Лайсве медленно оборачивается, мысленно готовясь к встрече. Еще не хватало заплакать, как маленькая. Она знает, что мать застрелили; знает, что они оказались здесь, на дне, не просто так. Когда она наконец видит лицо матери, ее собственное тело распадается на крошечные частички, как все в мире со временем рассыпается на песчинки, лежащие на дне океана. Когда мать обращается к ней, прозрачной девочке из воды, она, Лайсве, становится частицей и волной.

– Лайсве, – говорит материнское тело. – Возьми эту вещь. Сожми в ладони и держи крепко. Возьми ее обратно в мир. Когда твое становление завершится, вещь тоже станет чем-то. Храни ее при себе. Ее нельзя ни на что обменять. Она имеет ценность лишь до тех пор, пока находится в твоей ладони.

Лайсве берет вещь. Кладет ее в рот; у вещи вкус крови и меди. Тело матери прозрачно, за ним видны плавающие рыбки. Тело улыбается. Улыбка окутывает Лайсве с ног до головы: сперва ее стопы, затем лодыжки и колени, бедра и таз – там улыбка ненадолго задерживается и поднимается выше, к животу, груди, плечам и шее, и наконец становится ее улыбкой. Лайсве снова ощущает себя целой.

– Я люблю тебя, – говорит мать, – моя любовь всегда будет жить в твоем теле.

Лайсве размышляет, что плакать под водой не имеет смысла. Если заплакать под водой, слезы просто вернутся туда, откуда возникли.

– Послушай, моя дорогая, – говорит мать, – ты еще окажешься под водой; сегодня первый раз, но не последний. Ты понимаешь?
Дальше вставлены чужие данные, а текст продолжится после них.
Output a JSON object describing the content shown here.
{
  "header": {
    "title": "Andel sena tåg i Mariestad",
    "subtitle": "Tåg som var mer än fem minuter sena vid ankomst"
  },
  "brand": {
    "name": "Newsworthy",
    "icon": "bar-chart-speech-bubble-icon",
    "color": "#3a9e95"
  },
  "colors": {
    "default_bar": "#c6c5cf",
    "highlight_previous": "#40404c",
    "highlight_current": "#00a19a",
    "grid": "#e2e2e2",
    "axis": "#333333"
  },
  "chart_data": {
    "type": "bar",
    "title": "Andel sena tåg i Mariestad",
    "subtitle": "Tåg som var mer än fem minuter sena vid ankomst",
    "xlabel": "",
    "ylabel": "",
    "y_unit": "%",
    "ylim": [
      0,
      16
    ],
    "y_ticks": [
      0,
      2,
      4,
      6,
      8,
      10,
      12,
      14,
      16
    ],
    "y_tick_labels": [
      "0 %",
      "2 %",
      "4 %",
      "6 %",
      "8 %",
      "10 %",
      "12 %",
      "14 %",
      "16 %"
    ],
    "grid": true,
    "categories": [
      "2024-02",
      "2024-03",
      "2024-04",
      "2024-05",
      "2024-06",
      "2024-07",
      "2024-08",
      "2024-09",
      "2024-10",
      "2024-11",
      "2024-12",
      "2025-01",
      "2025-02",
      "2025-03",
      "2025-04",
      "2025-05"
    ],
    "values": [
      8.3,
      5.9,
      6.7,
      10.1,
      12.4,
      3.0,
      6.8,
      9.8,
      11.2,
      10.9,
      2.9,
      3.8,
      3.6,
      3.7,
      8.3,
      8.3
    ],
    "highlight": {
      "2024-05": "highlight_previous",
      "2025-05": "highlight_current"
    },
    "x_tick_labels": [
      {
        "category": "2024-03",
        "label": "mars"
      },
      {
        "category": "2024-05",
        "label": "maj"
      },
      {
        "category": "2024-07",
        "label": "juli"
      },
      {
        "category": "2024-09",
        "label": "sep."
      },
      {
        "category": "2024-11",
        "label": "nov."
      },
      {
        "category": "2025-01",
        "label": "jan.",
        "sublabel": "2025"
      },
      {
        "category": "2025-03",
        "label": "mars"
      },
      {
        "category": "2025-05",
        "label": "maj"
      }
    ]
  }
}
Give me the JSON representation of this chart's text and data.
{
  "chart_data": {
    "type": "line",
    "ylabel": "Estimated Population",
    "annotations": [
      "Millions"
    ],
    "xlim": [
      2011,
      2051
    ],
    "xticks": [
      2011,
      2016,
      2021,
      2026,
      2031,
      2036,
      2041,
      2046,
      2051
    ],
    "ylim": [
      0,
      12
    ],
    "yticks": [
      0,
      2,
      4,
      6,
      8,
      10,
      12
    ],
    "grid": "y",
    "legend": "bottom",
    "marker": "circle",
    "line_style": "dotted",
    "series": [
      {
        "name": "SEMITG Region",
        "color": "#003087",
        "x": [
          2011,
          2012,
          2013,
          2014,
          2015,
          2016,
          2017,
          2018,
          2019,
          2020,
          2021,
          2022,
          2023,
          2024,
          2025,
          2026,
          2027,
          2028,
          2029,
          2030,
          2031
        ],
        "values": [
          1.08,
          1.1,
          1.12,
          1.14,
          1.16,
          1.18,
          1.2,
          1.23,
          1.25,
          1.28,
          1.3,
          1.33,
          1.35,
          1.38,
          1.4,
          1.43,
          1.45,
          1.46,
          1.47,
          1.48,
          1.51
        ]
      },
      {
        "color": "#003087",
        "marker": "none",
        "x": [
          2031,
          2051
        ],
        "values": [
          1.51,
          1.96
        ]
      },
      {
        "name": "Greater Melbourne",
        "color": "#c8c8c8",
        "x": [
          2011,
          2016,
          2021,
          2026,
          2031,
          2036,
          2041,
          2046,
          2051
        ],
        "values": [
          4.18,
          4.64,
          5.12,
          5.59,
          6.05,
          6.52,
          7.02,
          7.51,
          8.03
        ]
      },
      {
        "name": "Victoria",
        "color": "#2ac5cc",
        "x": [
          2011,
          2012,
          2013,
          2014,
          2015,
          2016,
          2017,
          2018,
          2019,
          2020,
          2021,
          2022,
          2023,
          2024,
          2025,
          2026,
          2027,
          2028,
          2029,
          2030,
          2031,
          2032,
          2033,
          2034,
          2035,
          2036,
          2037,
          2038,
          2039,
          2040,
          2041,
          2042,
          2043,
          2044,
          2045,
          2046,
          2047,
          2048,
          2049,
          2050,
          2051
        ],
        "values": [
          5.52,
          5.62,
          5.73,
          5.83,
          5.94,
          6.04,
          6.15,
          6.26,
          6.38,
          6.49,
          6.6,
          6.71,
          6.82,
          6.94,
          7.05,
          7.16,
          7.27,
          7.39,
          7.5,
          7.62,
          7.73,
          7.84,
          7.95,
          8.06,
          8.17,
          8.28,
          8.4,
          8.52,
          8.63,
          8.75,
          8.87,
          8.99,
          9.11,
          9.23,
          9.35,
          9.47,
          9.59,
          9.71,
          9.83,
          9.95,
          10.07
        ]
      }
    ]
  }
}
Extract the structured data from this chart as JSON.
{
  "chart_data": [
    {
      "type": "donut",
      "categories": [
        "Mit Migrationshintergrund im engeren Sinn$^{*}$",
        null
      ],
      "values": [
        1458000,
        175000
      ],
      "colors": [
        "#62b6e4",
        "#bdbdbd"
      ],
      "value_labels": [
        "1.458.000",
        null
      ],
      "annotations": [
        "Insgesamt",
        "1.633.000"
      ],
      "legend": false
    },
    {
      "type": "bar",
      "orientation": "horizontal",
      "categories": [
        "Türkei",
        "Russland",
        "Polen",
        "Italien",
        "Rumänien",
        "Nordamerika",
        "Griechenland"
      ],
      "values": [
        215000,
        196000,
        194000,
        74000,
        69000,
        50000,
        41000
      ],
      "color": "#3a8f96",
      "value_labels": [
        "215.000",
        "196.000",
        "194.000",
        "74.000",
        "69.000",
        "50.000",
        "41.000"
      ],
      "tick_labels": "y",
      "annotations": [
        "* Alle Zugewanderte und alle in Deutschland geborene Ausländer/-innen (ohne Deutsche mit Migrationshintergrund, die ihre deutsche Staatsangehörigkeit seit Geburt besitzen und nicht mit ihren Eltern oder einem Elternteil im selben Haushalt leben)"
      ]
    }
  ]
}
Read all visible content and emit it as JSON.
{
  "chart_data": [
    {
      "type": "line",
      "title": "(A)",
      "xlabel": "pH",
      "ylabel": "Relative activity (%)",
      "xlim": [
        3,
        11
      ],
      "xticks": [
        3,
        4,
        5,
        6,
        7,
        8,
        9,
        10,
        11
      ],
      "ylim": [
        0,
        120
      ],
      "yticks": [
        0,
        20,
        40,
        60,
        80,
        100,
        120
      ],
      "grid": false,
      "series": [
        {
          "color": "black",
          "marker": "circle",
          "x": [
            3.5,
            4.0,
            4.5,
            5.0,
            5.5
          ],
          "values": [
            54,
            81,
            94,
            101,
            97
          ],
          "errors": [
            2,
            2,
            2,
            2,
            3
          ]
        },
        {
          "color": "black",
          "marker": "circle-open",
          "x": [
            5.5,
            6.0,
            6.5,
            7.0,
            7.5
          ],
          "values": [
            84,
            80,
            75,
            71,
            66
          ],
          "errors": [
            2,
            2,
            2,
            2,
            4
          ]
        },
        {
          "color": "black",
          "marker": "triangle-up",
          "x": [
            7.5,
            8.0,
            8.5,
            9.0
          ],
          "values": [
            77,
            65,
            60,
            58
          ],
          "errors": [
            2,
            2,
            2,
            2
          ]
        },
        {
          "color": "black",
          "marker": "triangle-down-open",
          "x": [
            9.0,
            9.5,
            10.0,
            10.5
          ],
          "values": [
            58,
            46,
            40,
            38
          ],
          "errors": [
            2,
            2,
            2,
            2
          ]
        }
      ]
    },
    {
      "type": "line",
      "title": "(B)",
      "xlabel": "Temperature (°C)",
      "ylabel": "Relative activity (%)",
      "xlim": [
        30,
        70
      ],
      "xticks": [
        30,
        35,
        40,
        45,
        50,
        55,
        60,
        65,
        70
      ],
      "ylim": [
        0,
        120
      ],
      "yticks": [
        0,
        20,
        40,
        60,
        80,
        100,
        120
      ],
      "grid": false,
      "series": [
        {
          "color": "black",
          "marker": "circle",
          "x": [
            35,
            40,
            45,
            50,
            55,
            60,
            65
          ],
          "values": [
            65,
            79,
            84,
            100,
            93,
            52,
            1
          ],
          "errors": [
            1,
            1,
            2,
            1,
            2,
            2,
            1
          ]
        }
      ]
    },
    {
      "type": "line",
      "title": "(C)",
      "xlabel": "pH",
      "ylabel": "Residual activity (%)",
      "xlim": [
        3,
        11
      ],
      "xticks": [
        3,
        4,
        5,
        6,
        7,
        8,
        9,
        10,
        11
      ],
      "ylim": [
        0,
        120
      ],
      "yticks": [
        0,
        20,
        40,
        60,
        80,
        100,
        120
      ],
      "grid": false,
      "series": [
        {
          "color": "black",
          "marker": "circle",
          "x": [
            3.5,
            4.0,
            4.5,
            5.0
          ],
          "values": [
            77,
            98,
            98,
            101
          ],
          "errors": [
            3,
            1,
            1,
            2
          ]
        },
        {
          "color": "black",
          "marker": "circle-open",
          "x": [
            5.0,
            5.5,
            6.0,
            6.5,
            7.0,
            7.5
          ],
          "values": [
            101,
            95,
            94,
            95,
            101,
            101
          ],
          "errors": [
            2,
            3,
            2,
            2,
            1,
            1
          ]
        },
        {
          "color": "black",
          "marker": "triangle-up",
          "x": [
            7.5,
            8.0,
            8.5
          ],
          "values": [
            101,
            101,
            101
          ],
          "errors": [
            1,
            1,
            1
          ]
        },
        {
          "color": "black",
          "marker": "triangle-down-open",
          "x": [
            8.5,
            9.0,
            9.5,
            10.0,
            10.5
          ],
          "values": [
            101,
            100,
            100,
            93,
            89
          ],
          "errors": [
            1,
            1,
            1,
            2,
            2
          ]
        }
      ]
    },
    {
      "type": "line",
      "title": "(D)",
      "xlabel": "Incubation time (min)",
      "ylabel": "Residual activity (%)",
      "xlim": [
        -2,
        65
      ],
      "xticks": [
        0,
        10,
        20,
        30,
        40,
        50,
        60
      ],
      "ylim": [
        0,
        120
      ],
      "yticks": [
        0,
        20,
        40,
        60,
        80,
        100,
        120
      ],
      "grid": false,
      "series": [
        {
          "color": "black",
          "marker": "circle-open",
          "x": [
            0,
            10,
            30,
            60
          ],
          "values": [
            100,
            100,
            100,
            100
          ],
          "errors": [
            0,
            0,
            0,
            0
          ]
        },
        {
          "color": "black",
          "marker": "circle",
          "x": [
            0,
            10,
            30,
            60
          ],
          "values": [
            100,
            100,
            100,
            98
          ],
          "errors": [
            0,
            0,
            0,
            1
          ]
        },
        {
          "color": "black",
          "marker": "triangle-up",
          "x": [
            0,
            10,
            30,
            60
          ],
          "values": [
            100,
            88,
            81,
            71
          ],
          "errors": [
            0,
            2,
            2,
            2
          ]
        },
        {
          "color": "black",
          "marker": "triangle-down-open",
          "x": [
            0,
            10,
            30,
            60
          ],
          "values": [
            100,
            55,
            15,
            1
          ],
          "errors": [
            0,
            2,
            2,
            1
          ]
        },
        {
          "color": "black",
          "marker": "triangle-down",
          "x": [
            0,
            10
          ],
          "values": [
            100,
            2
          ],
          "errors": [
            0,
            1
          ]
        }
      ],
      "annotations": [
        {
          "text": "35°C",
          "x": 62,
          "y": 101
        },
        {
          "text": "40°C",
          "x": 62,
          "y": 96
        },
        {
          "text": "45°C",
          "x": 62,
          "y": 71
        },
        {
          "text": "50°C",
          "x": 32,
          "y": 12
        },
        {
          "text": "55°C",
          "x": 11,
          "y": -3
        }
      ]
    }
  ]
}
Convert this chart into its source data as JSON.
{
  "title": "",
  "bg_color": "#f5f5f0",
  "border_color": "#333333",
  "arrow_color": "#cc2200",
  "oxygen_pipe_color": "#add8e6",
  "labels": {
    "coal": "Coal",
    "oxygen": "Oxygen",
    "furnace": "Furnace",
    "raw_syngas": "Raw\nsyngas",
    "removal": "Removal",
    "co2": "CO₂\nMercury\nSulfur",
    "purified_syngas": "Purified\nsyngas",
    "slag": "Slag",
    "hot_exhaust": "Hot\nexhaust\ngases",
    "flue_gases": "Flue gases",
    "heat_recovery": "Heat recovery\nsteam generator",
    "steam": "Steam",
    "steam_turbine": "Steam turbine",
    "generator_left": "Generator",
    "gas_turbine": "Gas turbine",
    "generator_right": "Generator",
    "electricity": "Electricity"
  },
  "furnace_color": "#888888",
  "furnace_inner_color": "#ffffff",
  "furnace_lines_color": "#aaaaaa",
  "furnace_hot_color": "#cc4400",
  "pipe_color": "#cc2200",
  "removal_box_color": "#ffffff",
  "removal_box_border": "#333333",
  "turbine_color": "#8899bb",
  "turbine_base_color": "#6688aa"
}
Лайсве кивает, и на миг колышущиеся в воде волосы матери переплетаются с ее телом. Оплетают его, как ростки.

– Сегодня тебе дали монетку. Монетка поможет переправить отца. Он даже не подозревает, как сильно в ней нуждается. Горе убивает его, а это опасно для окружающих. Есть человек по имени Джозеф; он сможет вам помочь. Вы должны найти Джозефа – он существует в прошлом, но есть и в настоящем. В следующий раз ты подплывешь к женщине – огромной женщине, великанше – и поможешь ей спасти миллионы детей, переправив их к авроре, новой заре.

– А потом, в самом конце, ты отправишься на поиски того, кто был твоим братом. Мальчик, которого ты найдешь, будет гореть в лихорадке, и, возможно, тебе покажется, что он хочет тебя убить, но я обещаю, моя прекрасная водная девочка, мой тюлененок, что он тебя не убьет. Мир встает между мальчиками и их истинным предназначением. Помни: ты никого не сможешь спасти. Ни меня, ни брата, ни отца, ни мир. В твоих силах лишь переправлять предметы, людей и истории из одного времени в другое. Осуществлять перестановки. Восстанавливать смыслы из обломков прежних смыслов.

Лайсве пытается подбежать к матери, но та превращается в воду.

Возвращается кит и ласково выносит Лайсве на поверхность океана. Она слышит громкий звук, похожий на звук разбивающейся о берег волны или корабля, и возвращается на поверхность, к спасательному кораблю и продрогшему рыдающему отцу, плачущему запеленутому братику и матери, навек ушедшей под воду.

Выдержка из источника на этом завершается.